Meta has successfully taken two products that people liked (and the only two products that made them any real money) and, in their desperation, tried to wring more money out of them by annoying their users into submission.
The obvious problem is the one they’re currently facing, which is that the only way to make more money is to make the products significantly worse, pissing off users old and new, which will, in turn, mean advertisers reach fewer people, which will make Meta more desperate, which will mean the algorithm will continue to pump irrelevant crap into your feed.
This will, eventually, mean that many people will stop using these platforms entirely.
But really, what is the reason to go on Facebook or Instagram these days for the average person?

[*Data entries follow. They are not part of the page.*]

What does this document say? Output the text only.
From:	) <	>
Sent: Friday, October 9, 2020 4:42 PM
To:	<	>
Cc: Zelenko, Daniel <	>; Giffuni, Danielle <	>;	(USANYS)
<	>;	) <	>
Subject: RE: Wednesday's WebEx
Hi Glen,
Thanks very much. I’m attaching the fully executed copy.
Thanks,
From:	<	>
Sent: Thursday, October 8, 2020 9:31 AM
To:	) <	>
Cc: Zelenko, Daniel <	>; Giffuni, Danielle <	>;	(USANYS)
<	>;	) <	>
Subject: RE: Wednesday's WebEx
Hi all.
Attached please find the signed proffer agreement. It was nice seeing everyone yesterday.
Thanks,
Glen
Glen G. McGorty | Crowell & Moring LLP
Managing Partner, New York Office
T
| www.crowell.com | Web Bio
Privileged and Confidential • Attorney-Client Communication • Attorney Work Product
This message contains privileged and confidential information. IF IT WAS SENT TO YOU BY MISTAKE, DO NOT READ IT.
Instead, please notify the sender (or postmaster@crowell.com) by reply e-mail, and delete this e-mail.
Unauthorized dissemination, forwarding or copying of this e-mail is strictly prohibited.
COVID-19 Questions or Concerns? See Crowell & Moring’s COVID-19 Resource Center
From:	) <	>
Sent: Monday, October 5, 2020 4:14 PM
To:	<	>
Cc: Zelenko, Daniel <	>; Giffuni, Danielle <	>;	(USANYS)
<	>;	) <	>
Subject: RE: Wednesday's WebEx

These experiences were never transcendent other than the fact that almost everybody is on Instagram or Facebook. Meta has likely overestimated exactly how powerful the value proposition of these platforms is and underestimated how powerful the effect of interfering with it is too.
We then get to the inevitable conversation around Mark Zuckerberg’s metaverse, one of the stupidest things I have ever seen a company pursue.
Reality Labs (the metaverse department of Meta that is tasked with spending and losing as much money as humanly possible) lost $10 billion in 2021 and, “[anticipates] that [their] operating losses will grow significantly year-over-year.” This comes two days after Meta shareholder Altimeter Capital’s CEO Brad Gerstner said that Meta should cap spending on the metaverse at $5bn a year and that “people are confused by what the metaverse even means.”
As funny as it is that Zuckerberg responded to “don’t spend as much money on the metaverse” with “I will now spend more on the metaverse,” anybody with half a brain can see that he is burning his company to the ground.
Zuckerberg is experiencing peak founder-brain - that previous success begets future success and that has had several good ideas means that every idea you’ll ever have is perfect.
And that’s the ultimate con of Mark Zuckerberg. He is a liar and has created very little.
Every major product that Meta sells (other than Facebook itself, and even then…) was acquired - FriendFeed, Friendster, Beluga, Instagram, Oculus, Face.com, every part of this company is some taped-on acquisition.
It worked for a while, but no part of this narrative suggests Zuckerberg is the true architect of this company’s success.
He is, however, clearly the architect of its destruction.